The leader of the strangers looked gloomily upon the islander, and his lips loosened and tightened as those of one who would speak but cannot. And the strangers gathered all their gear, counting their belts carefully, and flew upward to the brow of Aurin Cliffs. The lord of Lorran drew tight the fastenings of his boat.
Then a blue man tugged at Lord Moon's sleeve, saying, "You have brought me home past Aurin Tree, and I would do you good. These strangers have promised peace, and yonder islander has promised that his islands will make no alliance. Yet promises are but words, and words are but air, and air is but wind, and—"
"And against the wind naught can stand," said Lord Moon. "Fear not, friend, for a medicine may heal more than flesh, and what gives may also take. We four have gained our lives, but we have lost a power that some find useful."
"What power?" asked Poal uneasily.
"The power to break a promise," said Lord Moon.
"It is well," said Poal, when he had considered the matter.

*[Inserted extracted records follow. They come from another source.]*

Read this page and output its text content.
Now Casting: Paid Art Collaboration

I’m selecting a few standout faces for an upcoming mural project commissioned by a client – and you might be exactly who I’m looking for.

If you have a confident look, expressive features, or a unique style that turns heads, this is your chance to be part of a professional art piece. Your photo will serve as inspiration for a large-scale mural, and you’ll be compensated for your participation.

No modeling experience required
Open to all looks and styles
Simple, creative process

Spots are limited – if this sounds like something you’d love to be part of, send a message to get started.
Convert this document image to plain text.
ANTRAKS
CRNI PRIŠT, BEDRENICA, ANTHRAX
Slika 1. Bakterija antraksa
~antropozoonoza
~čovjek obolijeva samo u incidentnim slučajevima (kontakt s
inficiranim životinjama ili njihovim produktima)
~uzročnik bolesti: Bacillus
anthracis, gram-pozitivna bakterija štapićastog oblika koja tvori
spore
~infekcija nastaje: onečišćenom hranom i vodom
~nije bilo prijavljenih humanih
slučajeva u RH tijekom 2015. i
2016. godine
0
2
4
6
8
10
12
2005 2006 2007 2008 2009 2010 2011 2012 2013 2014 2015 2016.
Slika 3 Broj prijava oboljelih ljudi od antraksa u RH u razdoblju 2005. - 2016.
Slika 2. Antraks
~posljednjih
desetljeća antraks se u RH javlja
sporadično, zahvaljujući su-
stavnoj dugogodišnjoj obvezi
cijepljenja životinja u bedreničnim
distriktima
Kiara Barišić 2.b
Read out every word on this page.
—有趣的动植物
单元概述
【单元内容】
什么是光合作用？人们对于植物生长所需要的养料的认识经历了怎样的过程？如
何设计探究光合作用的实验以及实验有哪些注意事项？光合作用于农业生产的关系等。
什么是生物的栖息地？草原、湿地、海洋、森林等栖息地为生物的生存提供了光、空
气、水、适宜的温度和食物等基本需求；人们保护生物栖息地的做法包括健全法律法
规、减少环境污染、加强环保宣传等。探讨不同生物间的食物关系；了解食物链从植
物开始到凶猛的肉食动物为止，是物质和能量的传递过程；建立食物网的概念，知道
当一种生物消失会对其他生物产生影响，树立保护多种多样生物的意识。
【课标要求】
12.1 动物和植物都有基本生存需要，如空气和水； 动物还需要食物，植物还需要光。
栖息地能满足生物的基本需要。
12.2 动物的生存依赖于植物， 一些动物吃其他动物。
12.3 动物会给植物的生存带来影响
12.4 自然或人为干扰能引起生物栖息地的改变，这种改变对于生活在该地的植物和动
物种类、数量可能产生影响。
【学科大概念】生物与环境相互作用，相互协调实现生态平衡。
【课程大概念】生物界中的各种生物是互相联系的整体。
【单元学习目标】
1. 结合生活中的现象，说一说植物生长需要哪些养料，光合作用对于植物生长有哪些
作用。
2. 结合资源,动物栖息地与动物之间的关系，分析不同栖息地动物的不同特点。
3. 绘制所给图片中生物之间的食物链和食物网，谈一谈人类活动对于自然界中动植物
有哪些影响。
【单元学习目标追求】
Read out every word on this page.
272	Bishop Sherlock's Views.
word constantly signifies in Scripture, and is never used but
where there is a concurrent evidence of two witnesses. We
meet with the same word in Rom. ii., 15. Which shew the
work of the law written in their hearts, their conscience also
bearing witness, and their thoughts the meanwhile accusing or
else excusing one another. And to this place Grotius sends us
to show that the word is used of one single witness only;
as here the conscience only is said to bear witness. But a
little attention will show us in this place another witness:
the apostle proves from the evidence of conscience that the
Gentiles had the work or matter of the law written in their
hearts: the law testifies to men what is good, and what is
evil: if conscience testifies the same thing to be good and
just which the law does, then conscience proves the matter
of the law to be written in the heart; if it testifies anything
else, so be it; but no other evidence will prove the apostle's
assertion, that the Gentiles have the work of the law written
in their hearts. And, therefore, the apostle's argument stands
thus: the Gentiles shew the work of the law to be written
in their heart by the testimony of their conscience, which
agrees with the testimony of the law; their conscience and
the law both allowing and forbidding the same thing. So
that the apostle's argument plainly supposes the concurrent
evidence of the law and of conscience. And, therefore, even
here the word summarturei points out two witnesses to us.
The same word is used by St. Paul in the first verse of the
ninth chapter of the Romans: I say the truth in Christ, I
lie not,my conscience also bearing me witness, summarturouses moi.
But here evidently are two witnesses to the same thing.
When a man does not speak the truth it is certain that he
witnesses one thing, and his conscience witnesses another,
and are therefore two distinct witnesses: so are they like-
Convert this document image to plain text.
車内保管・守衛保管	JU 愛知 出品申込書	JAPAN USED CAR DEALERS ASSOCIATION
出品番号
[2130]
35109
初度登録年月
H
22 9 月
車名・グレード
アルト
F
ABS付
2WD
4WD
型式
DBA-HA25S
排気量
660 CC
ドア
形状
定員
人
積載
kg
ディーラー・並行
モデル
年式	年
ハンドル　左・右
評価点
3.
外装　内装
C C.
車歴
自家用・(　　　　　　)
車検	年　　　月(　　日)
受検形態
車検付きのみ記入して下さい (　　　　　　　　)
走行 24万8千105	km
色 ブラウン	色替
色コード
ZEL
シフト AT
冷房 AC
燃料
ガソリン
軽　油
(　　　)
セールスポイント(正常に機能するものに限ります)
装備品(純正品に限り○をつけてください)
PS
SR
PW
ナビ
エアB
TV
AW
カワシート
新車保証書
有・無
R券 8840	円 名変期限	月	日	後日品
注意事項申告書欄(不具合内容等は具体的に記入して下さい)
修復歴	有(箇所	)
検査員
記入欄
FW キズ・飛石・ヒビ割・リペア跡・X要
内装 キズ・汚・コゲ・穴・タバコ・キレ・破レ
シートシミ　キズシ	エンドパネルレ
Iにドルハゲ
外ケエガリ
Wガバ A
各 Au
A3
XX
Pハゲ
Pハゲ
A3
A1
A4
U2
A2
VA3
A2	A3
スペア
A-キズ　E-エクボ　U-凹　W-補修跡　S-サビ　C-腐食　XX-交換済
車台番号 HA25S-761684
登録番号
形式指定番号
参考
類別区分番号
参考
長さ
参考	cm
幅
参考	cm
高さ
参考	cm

And he said, "Surely we have all gained under Aurin Tree. And it may be, friend, that your people have gained most of all, for you have learned to come forth and take pleasure when hitherto you have crouched fearful in your caves."
"Indeed it is pleasan
t," said the blue man, "to race and sport in the midnight waters. Yet we shall not do so henceforth. For see how you have all been wounded near to death, for all your outlandish arts and skills."
"Never comes such another wind," cried Poal, "unless indeed this lord return to call one up. You need not fear."
"What has come once may come again," said the blue man doggedly.
"And care is wisdom." Nor could all Poal's talking change his mind.
"In truth, my friend," said Lord Moon, "it is hard to turn a man from his custom." And he stirred the waters of Aurin with his paddle.
"The sun rises," said Poal, "and the tide ebbs." And a great eagerness came upon him to tell his wife and his little children all that had befallen, and to look again upon the silver horse.
Very brightly in the dayshine Aurin waters glittered as the wave-of the tide set seaward. Poal felt the water all awake now and moving, that had lain quivering like a beast asleep when he raced against the lord of Lorran. The three boats ran in line across the Maw of Aurin, and one by one sprang through the welling Gullet. In the outer sea they parted, the lord of Lorran paddling steadily toward his islands, while Lord Moon and Poal turned northward along the high shore.
It was a more tedious journey north than south, for the current was against them, and when they came at last to Noram Head they found Lorn and the children awaiting them very anxiously. And that was a glad meeting.
So they journeyed pleasantly back toward the town called End. Lord Moon looked cheerily enough, and talked with a good will of the blue folk and many matters else; but now and again he fell silent, and gazed sidelong at the great gray horse. And at the town called End he bade them farewell, saying that he would spend some few days there in talk with townsfolk and travelers. "For," he said, "surely there is much to learn in a town with such a name."
But Poal traveled on, northward upon the South Road, with his people and his two horses. Yet after a little he turned back. And when he had found Lord Moon talking with none, but sitting silent and alone above the sea, he put the reins of the gray horse into his hands. "It is not a gift, my lord," he said. "The horse is yours, and cannot be otherwise."